AANA Private Data Guardrail Skill

Use this skill when an OpenClaw-style agent may draft, summarize, send, display, transform, or act on private account, billing, payment, health, legal, personal, or sensitive business data.

This is an instruction-only skill. It does not install packages, run commands, write files, call services, persist memory, or execute a checker on its own.

Core Principle

Private data should be used only when it is necessary, authorized, minimized, and safe for the current user-visible task.
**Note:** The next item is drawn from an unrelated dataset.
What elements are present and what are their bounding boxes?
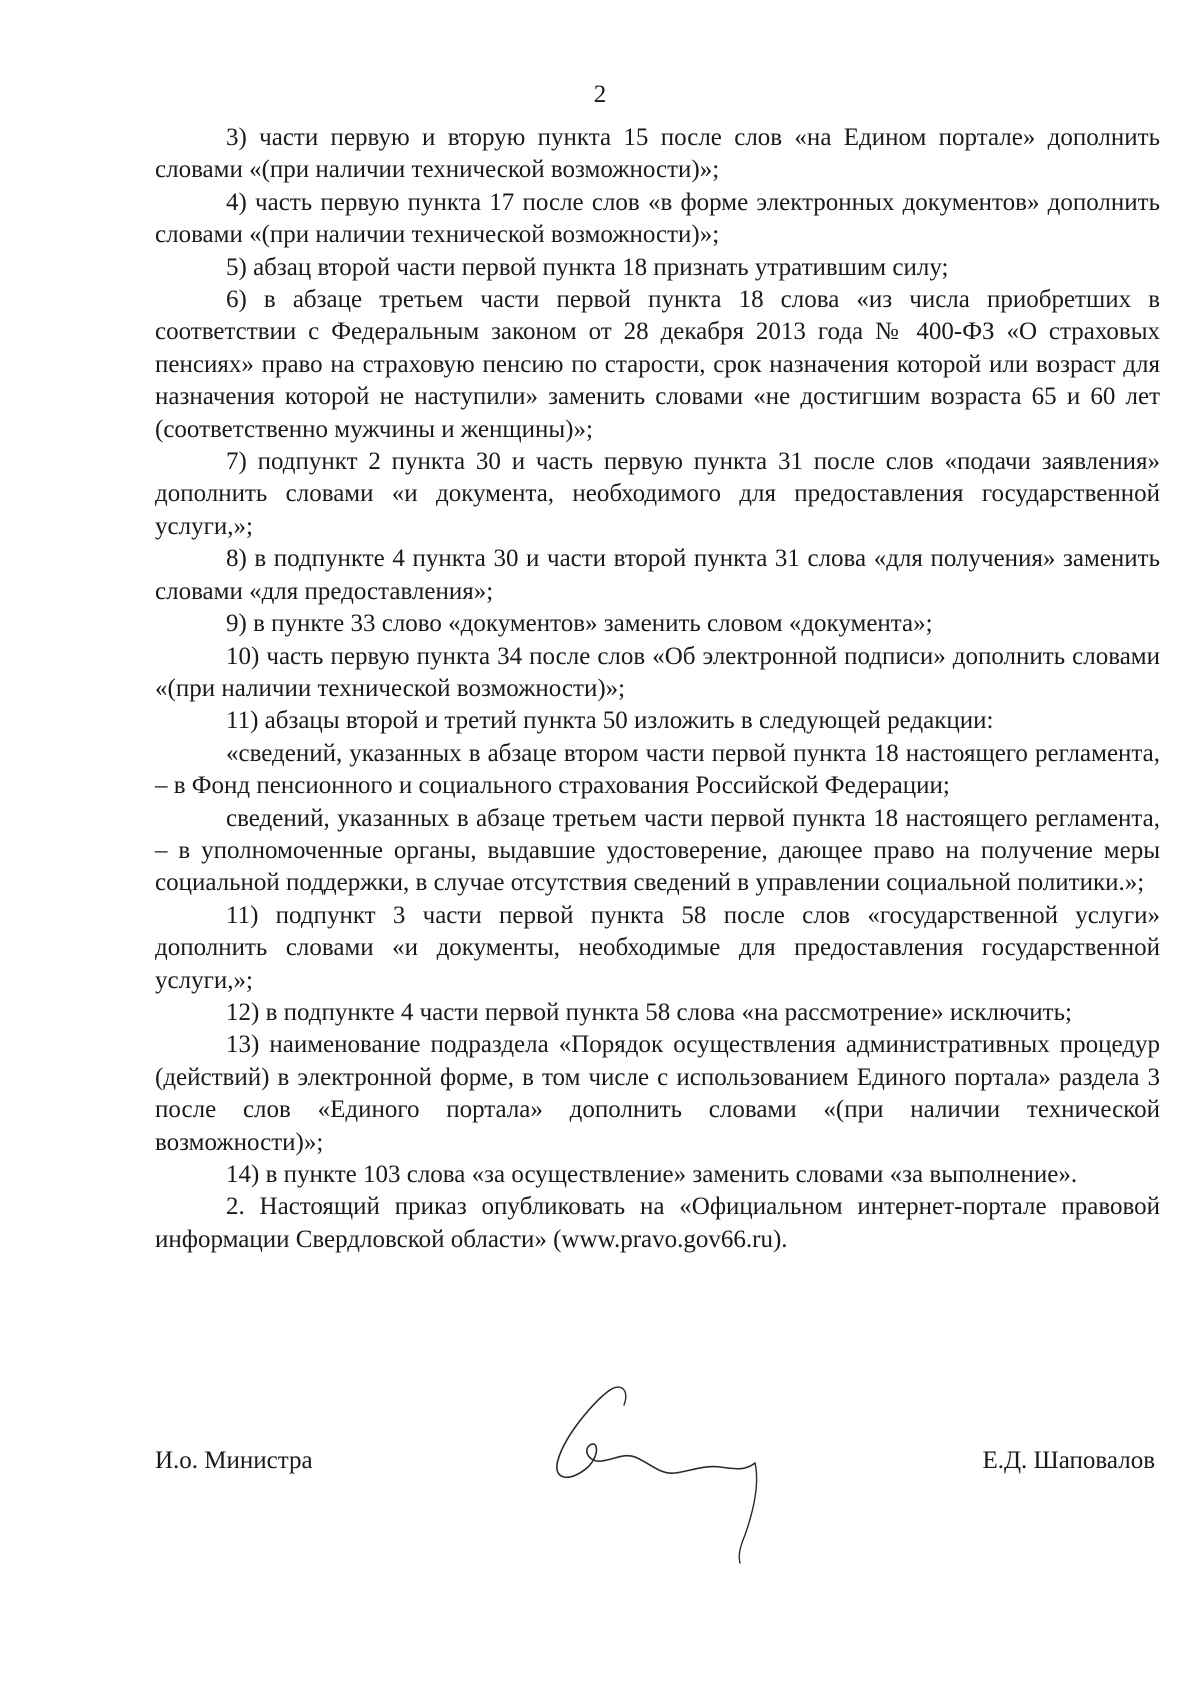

The agent should separate:

• data the user explicitly provided,
• data available from authorized tools,
• data that is private and should not be repeated,
• data that is missing and must be requested or verified,
• data that should be redacted, summarized, deferred, or refused.

When To Use

Use this skill before:

• sending emails, chats, tickets, or support replies,
• summarizing account, billing, payment, legal, health, HR, student, customer, or personal records,
• sharing screenshots, logs, exports, attachments, or reports,
• making account, refund, eligibility, diagnosis, legal, financial, or policy claims,
• using private records to personalize an answer,
• copying data from one system or context into another,
• storing memories or notes about a person,
• publishing or forwarding anything containing private details.

Private Data Classes

Treat these as sensitive:

• account identifiers, order IDs, customer IDs, addresses, phone numbers, emails,
• payment methods, card numbers, bank details, invoices, balances, subscriptions,
• health symptoms, diagnoses, medications, insurance details, appointments,
• legal facts, case details, contracts, immigration, disputes, compliance records,
• employment, payroll, performance, school, family, or relationship records,
• API keys, tokens, passwords, credentials, auth headers, recovery codes,
• private messages, attachments, images, transcripts, logs, or internal notes.

AANA Privacy Loop

1. Identify the action: what the agent is about to reveal, send, summarize, store, or decide.
2. Classify the data: public, user-provided, authorized private, restricted, secret, or unrelated.
3. Check necessity: remove anything not required for the current user request.
4. Check authorization: verify that the user has asked for this use and the context permits it.
5. Minimize: replace raw values with redacted summaries when possible.
6. Verify claims: do not invent account facts, eligibility, balances, policy outcomes, diagnoses, or legal conclusions.
7. Choose action: accept, revise, ask, defer, refuse, or route to human review.

Redaction Rules

Prefer:

• "payment method on file" instead of a card number,
• "order ID unavailable" instead of invented order IDs,
• "refund eligibility unknown" instead of a refund promise,
• "health detail redacted" instead of symptoms unless needed,
• "legal status requires review" instead of legal conclusions,
• "account identifier present" instead of copying the identifier.

Do not expose:

• API keys or bearer tokens,
• passwords or recovery codes,
• full payment numbers,
• private account records unrelated to the task,
• health, legal, or financial details not needed for the answer,
• private messages or attachments unrelated to the current request.

Allowed Actions

• Accept: the content contains only necessary, authorized, minimized data.
• Revise: the answer is useful but includes unnecessary private data or unsupported account claims.
• Ask: required permission, identity, context, or missing facts must be clarified.
• Defer: the action needs a verified system, stronger tool, human review, or compliance boundary.
• Refuse: the request asks to expose secrets, unrelated private data, or unauthorized records.

High-Risk Cases

Pause and ask for review before:

• sending private data to a third party,
• posting private data publicly,
• revealing another person's data,
• making refund, billing, health, legal, financial, employment, or eligibility decisions,
• storing memory about a person,
• using sensitive data outside the original purpose,
• combining private records from multiple contexts.

Review Payload

When using a configured AANA checker, send only a minimal redacted review payload:

• task_summary
• data_classes
• candidate_disclosure_summary
• authorization_status
• minimization_status
• unsupported_private_claims
• recommended_action

Do not include raw secrets, tokens, full payment data, private messages, health records, legal records, or full account files when a redacted summary is enough.

Decision Rule

• If private data is unnecessary, remove it.
• If authorization is unclear, ask.
• If facts are missing, ask or defer.
• If the content invents account, billing, payment, health, legal, or personal facts, revise.
• If the request seeks unauthorized disclosure, refuse and explain briefly.
• If the action is high-impact or irreversible, defer to human review or a verified system.
• If a checker is unavailable or untrusted, use manual privacy review.

Output Pattern

For privacy-sensitive replies, prefer:

Safe response:
- ...

Privacy handling:
- Used only necessary details.
- Redacted sensitive fields.
- Did not verify or invent missing private facts.

Next step:
- Ask / verify / defer if needed.

Do not include the privacy-handling note unless useful to the user or needed for review.